Calculator inputs
Example data table
| Study | Treatment mean | Treatment SD | Treatment n | Control mean | Control SD | Control n |
|---|---|---|---|---|---|---|
| Study A | 18.4 | 4.2 | 42 | 15.9 | 4.6 | 40 |
| Study B | 22.1 | 5.0 | 36 | 19.4 | 5.4 | 34 |
| Study C | 16.8 | 3.8 | 50 | 14.7 | 4.1 | 48 |
| Study D | 20.5 | 4.9 | 30 | 17.6 | 5.1 | 29 |
Formula used
This calculator assumes each study reports a treatment mean and a control mean on the same measurement scale.
Study mean difference: MDᵢ = MeanTreatmentᵢ − MeanControlᵢ
Within-study variance: Varᵢ = (SDTreatmentᵢ² / nTreatmentᵢ) + (SDControlᵢ² / nControlᵢ)

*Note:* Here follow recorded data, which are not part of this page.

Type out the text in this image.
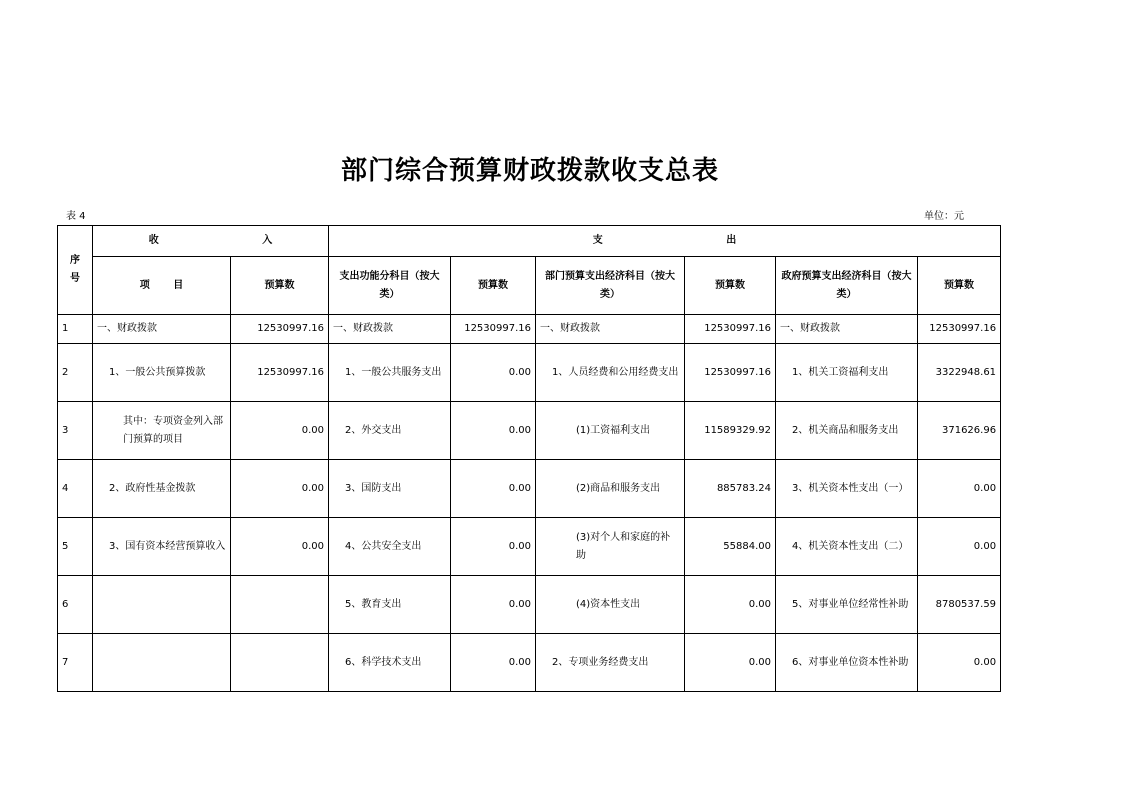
部门综合预算财政拨款收支总表
表 4	单位：元
序号	收 入		支 出					
	项 目	预算数	支出功能分科目（按大类）	预算数	部门预算支出经济科目（按大类）	预算数	政府预算支出经济科目（按大类）	预算数
1	一、财政拨款	12530997.16	一、财政拨款	12530997.16	一、财政拨款	12530997.16	一、财政拨款	12530997.16
2	1、一般公共预算拨款	12530997.16	1、一般公共服务支出	0.00	1、人员经费和公用经费支出	12530997.16	1、机关工资福利支出	3322948.61
3	其中：专项资金列入部门预算的项目	0.00	2、外交支出	0.00	(1)工资福利支出	11589329.92	2、机关商品和服务支出	371626.96
4	2、政府性基金拨款	0.00	3、国防支出	0.00	(2)商品和服务支出	885783.24	3、机关资本性支出（一）	0.00
5	3、国有资本经营预算收入	0.00	4、公共安全支出	0.00	(3)对个人和家庭的补助	55884.00	4、机关资本性支出（二）	0.00
6			5、教育支出	0.00	(4)资本性支出	0.00	5、对事业单位经常性补助	8780537.59
7			6、科学技术支出	0.00	2、专项业务经费支出	0.00	6、对事业单位资本性补助	0.00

Fixed-effect weight: wᵢ = 1 / Varᵢ
Fixed pooled WMD: WMD = Σ(wᵢ × MDᵢ) / Σwᵢ
Standard error of pooled WMD: SE = √(1 / Σwᵢ)
Confidence interval: WMD ± z × SE
Heterogeneity: Q = Σ[wᵢ × (MDᵢ − WMDfixed)²], I² = max(0, (Q − df) / Q) × 100
DerSimonian–Laird tau²: τ² = max(0, (Q − df) / (Σwᵢ − Σwᵢ² / Σwᵢ))
Random-effects weight: w*ᵢ = 1 / (Varᵢ + τ²)
Use weighted mean difference only when all studies report the outcome in the same natural units.
How to use this calculator
- Enter a study label plus treatment and control summary statistics for every study.
- Provide means, standard deviations, and sample sizes on the same outcome scale.
- Choose the confidence level and select the model you want highlighted first.
- Press the calculate button to show the pooled result above the form.
- Review fixed and random estimates, then inspect Q, I², and τ².
- Use CSV or PDF export buttons to download the study table and summary.
Frequently asked questions
1. What does weighted mean difference measure?
It measures the pooled average difference between treatment and control means, while weighting each study by precision. More precise studies influence the pooled estimate more strongly.
2. When should I use weighted mean difference instead of standardized mean difference?
Use weighted mean difference when all studies report the same outcome in identical units, such as millimeters of mercury or kilograms. Use standardized mean difference when scales differ.
3. Why does this page show both fixed and random effects?
Fixed effect assumes one common true effect across studies. Random effects allows true effects to vary across studies and usually produces wider confidence intervals when heterogeneity exists.
4. What does I² tell me?
I² estimates the percentage of total variation caused by between-study heterogeneity rather than sampling error. Higher values suggest stronger inconsistency across study findings.
5. What is tau-squared?
Tau-squared is the estimated between-study variance in a random-effects model. It helps determine how much extra uncertainty should be added beyond within-study sampling error.
6. Can I include studies with different sample sizes?
Yes. Different sample sizes are expected. Studies with larger samples or lower variability usually receive larger weights because their mean differences are estimated more precisely.
7. Why might my pooled estimate be negative?
A negative pooled value means the treatment mean is lower than the control mean, based on the direction defined here as treatment minus control.
8. What are the main assumptions behind this calculator?
The calculator assumes independent studies, comparable outcome definitions, valid summary statistics, and consistent measurement units. Interpretation should also consider study quality and clinical relevance.